De acordo com o estudo, apesar do crescimento quantitativo de médicos em RM no Brasil na última década, esses profissionais permaneceram distribuídos de forma desigual pelo território brasileiro, assim como as instituições e programas que oferecem vagas. A região Sudeste concentra 57,3% dos 53.776 médicos residentes – mais da metade de todo o país. Concentra também mais da metade dos programas autorizados (2.491), oferecidos por 374 instituições. A região Sul concentra 8.640 médicos residentes, que equivalem a 16% do total nacional. Somados, Sudeste e Sul reúnem praticamente três quartos dos residentes do país. A região Nordeste reúne 15,7% do total de médicos residentes e o Centro-Oeste, 7,2%. O Norte tem o menor número de residentes, 1.993 (3,7%).

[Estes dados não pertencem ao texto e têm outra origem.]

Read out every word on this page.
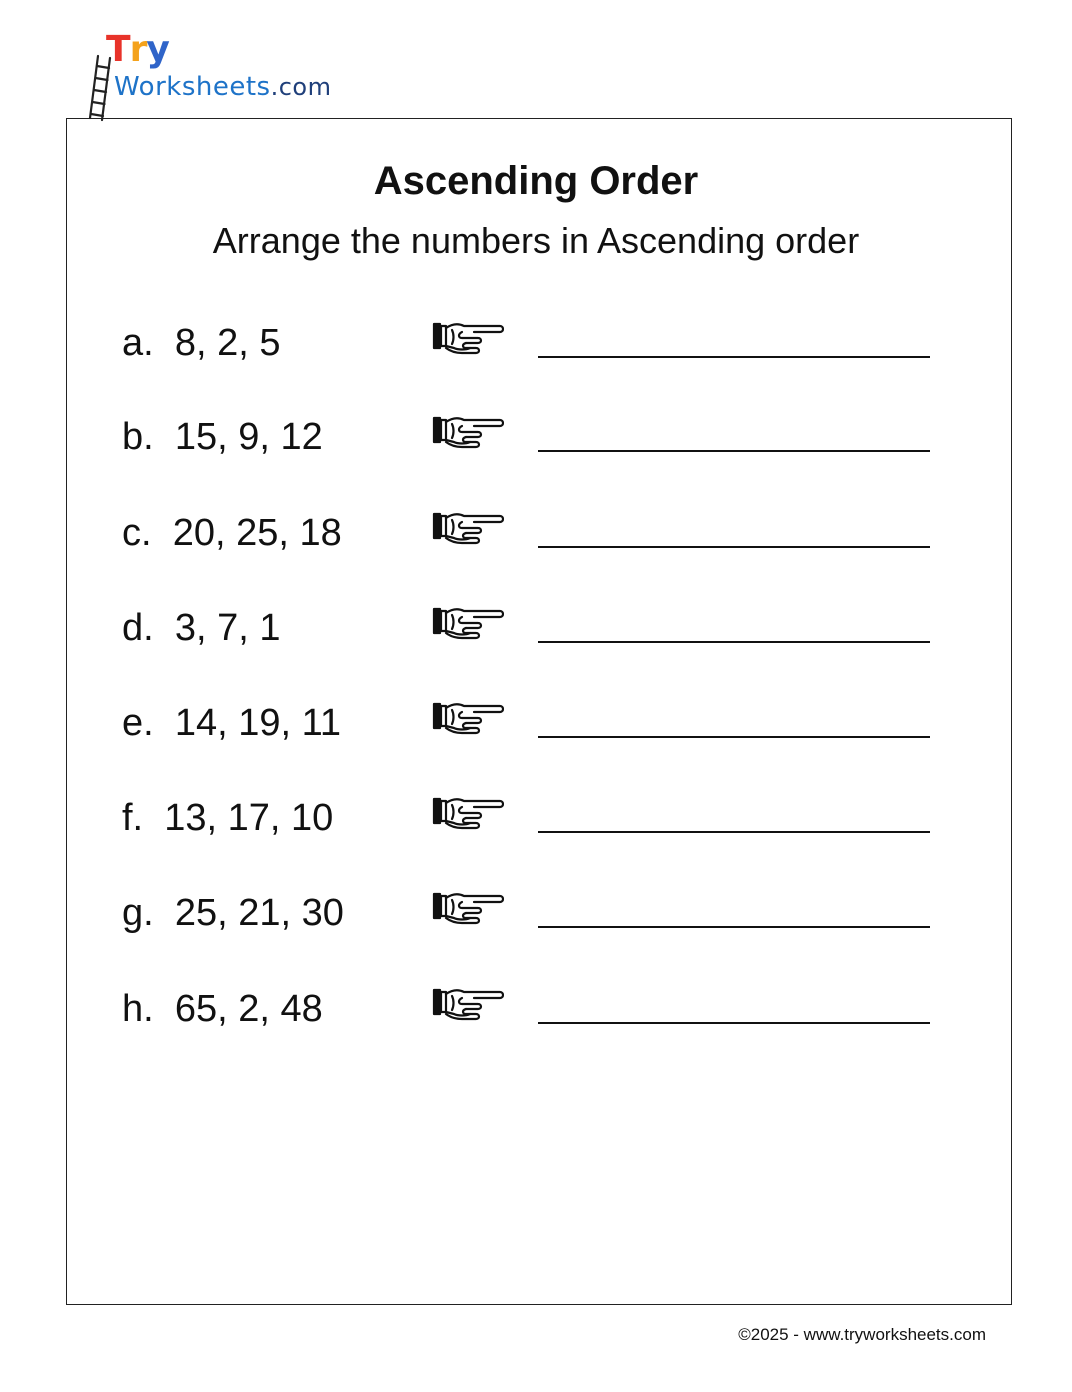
Try
Worksheets.com
Ascending Order
Arrange the numbers in Ascending order
a. 8, 2, 5
b. 15, 9, 12
c. 20, 25, 18
d. 3, 7, 1
e. 14, 19, 11
f. 13, 17, 10
g. 25, 21, 30
h. 65, 2, 48
©2025 - www.tryworksheets.com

Na distribuição por unidades da federação, São Paulo concentra 33,9% de todos os médicos residentes, ou seja, aproximadamente um terço do total nacional, seguido por Minas Gerais, com 11,1% dos residentes, Rio de Janeiro, com 10,7%, e Rio Grande do Sul, com 7,3%. Doze das 27 unidades da federação têm menos de 1% do total de residentes do país.
Maiores e menores
Segundo a Demografia Médica no Brasil 2020, dos 53.776 médicos residentes em formação em 2019, 23.134 deles, ou seja, 43%, cursavam programas em quatro especialidades: Clínica Médica (8.233), Pediatria (5.156), Cirurgia Geral (5.136) e Ginecologia e Obstetrícia (4.609).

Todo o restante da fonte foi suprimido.